IL SIGNORE    (che aveva acceso una sigaretta, a metà della sfuriata, domandando sorridente il per­messo) Avete finito? Posso andarmene dopo que­sta dichiarazione d'odio?

L'ATTRICE     Avete detto bene... di odio... perché io odio voi, come odio gli altri, come odio me... come... (Dà in un altro scoppio di risa.) Ah! Ah! Ah! Ma non capite che recito? E volete diventare mio marito? Ma come fareste voi che non sapete indovinare quando vi amo e quando vi odio... co­me fareste?

(Il campanello, che indica prossima l'alzata del telone, suona di dentro. Ancora ridente, ma con una punta di malinconia, quasi per con­gedarlo)

Sentite il segnale per la musica? No, no: spieghiamoci bene... Io non vi odio.
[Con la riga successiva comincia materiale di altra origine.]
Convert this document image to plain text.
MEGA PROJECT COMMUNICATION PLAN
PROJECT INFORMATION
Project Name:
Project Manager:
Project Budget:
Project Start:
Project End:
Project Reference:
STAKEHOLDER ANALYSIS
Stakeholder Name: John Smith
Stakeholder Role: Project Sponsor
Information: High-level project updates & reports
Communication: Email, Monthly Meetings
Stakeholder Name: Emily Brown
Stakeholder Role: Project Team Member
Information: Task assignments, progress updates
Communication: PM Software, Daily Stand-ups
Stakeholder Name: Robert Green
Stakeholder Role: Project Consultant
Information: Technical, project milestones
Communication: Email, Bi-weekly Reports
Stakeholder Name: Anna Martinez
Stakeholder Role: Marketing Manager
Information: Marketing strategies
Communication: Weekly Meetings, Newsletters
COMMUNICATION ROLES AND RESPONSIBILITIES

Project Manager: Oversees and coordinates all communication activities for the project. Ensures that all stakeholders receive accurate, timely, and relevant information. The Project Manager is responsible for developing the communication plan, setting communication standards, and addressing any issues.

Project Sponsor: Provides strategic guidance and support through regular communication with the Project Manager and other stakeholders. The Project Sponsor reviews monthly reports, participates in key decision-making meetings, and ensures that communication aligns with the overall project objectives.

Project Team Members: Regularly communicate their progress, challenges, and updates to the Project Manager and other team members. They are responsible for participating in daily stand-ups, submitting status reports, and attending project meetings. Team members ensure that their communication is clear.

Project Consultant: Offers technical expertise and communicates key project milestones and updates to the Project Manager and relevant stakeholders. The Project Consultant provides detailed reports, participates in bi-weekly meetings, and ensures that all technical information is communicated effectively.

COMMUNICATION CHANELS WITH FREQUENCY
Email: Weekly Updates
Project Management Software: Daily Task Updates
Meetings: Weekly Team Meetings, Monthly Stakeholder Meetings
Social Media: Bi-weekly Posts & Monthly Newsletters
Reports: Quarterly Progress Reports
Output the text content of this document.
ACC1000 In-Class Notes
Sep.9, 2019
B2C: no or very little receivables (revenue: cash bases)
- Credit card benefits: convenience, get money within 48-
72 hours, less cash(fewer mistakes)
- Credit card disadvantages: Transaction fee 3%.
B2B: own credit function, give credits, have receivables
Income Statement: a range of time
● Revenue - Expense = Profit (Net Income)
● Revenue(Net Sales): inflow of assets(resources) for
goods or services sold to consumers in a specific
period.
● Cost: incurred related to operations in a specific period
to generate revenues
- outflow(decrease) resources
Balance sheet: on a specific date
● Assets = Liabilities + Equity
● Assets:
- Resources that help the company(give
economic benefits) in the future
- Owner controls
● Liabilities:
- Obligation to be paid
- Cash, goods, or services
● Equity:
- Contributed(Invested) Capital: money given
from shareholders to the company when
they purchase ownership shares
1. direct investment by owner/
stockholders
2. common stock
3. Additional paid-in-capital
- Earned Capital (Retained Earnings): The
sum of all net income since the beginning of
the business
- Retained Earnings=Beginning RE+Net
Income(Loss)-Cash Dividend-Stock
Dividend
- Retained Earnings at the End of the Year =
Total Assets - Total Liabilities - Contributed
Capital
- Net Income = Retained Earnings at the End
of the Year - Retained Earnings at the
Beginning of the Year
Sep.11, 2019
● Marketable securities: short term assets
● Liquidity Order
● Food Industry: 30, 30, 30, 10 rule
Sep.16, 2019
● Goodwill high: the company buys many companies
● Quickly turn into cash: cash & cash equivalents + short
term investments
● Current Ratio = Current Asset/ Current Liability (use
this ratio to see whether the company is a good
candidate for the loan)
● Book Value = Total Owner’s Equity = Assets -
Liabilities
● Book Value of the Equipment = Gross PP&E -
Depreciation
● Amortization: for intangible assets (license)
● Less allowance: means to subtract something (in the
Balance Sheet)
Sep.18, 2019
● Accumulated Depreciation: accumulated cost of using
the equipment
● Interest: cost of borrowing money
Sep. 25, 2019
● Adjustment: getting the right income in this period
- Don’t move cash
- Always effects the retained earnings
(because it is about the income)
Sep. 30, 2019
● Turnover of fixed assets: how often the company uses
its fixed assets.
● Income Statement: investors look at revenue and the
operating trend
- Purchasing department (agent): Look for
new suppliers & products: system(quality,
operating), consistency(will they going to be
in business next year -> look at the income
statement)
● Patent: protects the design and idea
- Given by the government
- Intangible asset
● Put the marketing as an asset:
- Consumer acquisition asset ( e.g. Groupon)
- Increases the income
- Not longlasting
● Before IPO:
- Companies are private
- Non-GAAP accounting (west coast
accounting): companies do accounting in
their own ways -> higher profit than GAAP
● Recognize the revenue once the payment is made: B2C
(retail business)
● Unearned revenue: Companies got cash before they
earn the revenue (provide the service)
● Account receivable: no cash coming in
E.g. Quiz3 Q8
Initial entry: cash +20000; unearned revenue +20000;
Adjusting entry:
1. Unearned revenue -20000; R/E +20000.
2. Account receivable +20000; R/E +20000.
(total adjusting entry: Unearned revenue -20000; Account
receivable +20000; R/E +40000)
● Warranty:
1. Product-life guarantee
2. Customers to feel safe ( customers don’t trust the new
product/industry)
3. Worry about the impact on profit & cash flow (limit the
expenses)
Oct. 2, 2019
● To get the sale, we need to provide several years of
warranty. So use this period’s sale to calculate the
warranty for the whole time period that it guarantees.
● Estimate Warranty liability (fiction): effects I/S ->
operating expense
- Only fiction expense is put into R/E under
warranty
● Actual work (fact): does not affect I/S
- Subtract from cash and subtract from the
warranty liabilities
Perché do­vrei odiarvi?... Voi siete un giovane molto simpa­tico... Li ho letti i vostri versi: sono bellissimi; siete intelligente... Vedete che ce n'è di troppo per far girare la testa ad un'attrice giovane come me! - Soltanto, voi eravate sul punto di commettere una gran sciocchezza. Voi adesso uscite... ma non voltatevi indietro... Chissà che non mi fosse per mancare la forza di lasciarvi.

(E a lui che fa un gesto di contento e di sorpresa, sorridendo lieve­mente)

No, no... non abbiate paura, l'avrò questa forza.  (Accompagnandolo alla porta)  Allora?

IL SIGNORE    Allora, addio, semplicemente... Ci ri­vedremo.

L'ATTRICE     Altro che! (Ridendo, ma come atterri­ta d'un tratto) Ma, non lo dite... che mi sono com­promessa con voi...

IL  SIGNORE   (fa un gesto  interrogativo)   Come?

L'ATTRICE     E il bacio che vi ho dato... adesso... quando vi amavo... non lo contate per nulla, voi?

(Saluta col capo, accompagnando il saluto col ge­sto della mano, e risale lentamente la scena.)